The findings, which are being presented today at the American Chemical Society's annual meeting in Boston, are in keeping with what is already known about this disease, other experts say.

"Even though it may not be the cause, it may be an important component in the cascade that leads to the damage," says Dr. Mark Jarrett, a rheumatologist and chief medical officer at Staten Island University in New York City. "We certainly feel rheumatoid arthritis is a disease that's immune-mediated. One of the problems is that we've never known what sets off the immune system that promotes the disease. It certainly could be some natural carbohydrates in our body, which, for some reason, are altered or recognized as looking like they're altered by the immune system, and trigger the cascade of inflammation that results in the disease."

GAGs are sugars that are already present in joint cartilage, joint fluid, connective tissue and skin. They do not come from outside the body. "That's why it's called an autoimmune disease. The body attacks itself," Wang explains.

When Wang and her colleagues injected large amounts of GAGs into lab mice, the mice developed symptoms of arthritis, including swelling, inflammation and joint damage.

The same type of GAG-binding cells were also found in tissue taken from people with rheumatoid arthritis. In both mice and humans, the cells which experienced inflammation had receptors that bonded with the GAGs.

Wang suspects rheumatoid arthritis may be initiated by microorganisms either because they present GAGs very similar to our own on their surfaces or because they secrete enzymes that liberate GAGs from the connective tissue.

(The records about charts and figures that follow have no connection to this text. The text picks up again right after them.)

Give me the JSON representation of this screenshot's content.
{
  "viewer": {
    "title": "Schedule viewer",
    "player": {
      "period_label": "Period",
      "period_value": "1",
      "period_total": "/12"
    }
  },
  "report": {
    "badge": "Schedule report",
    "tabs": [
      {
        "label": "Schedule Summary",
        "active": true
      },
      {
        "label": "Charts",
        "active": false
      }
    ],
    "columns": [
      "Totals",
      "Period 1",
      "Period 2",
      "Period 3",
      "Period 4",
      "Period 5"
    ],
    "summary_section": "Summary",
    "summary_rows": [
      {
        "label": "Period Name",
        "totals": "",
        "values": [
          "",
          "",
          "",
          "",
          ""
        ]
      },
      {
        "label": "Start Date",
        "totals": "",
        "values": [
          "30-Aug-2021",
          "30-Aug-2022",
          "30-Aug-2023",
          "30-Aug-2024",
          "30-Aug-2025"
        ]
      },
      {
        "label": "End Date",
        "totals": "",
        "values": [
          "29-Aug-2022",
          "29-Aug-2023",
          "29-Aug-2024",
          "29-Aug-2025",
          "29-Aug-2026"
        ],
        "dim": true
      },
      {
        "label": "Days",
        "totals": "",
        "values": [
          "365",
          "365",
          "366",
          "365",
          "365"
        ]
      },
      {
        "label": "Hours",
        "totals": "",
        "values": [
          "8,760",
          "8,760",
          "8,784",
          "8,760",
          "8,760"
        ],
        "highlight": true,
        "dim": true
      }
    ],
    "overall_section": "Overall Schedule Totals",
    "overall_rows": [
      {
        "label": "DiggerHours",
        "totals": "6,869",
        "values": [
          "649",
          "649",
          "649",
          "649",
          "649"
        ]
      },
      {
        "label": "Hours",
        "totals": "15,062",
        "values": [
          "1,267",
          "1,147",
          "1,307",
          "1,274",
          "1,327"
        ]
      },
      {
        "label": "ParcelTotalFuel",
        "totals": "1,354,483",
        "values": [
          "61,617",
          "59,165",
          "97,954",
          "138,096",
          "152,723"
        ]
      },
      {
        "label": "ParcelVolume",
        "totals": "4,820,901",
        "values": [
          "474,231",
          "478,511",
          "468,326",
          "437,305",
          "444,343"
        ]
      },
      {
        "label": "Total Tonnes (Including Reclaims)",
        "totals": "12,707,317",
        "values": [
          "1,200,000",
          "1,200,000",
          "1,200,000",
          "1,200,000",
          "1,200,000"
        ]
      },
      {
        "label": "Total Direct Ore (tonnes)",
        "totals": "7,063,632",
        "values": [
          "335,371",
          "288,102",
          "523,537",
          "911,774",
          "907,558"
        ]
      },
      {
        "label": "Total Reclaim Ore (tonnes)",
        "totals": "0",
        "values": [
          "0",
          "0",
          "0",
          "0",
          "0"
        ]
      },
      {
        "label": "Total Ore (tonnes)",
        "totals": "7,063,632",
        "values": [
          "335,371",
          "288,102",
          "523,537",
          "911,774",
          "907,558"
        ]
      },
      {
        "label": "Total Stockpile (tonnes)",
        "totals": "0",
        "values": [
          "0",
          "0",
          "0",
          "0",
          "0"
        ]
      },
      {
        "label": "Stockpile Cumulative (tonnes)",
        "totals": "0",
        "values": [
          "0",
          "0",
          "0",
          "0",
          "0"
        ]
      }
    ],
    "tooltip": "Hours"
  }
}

"This is definitely a very nice target for drugs because we found the same type of cells in humans already," Wang says. "To design inhibitors that block this interaction would be a good drug target."

"It is an important step, even though it may not be the critical step. If you can block that, it certainly might lead to a treatment," Jarrett says.

Drugs developed to attack this mechanism would be classified as biological agents, which target specific parts of the immune system. Biological agents have become more and more important in the treatment of rheumatoid arthritis.

"This complements the work that's ongoing," Jarrett says.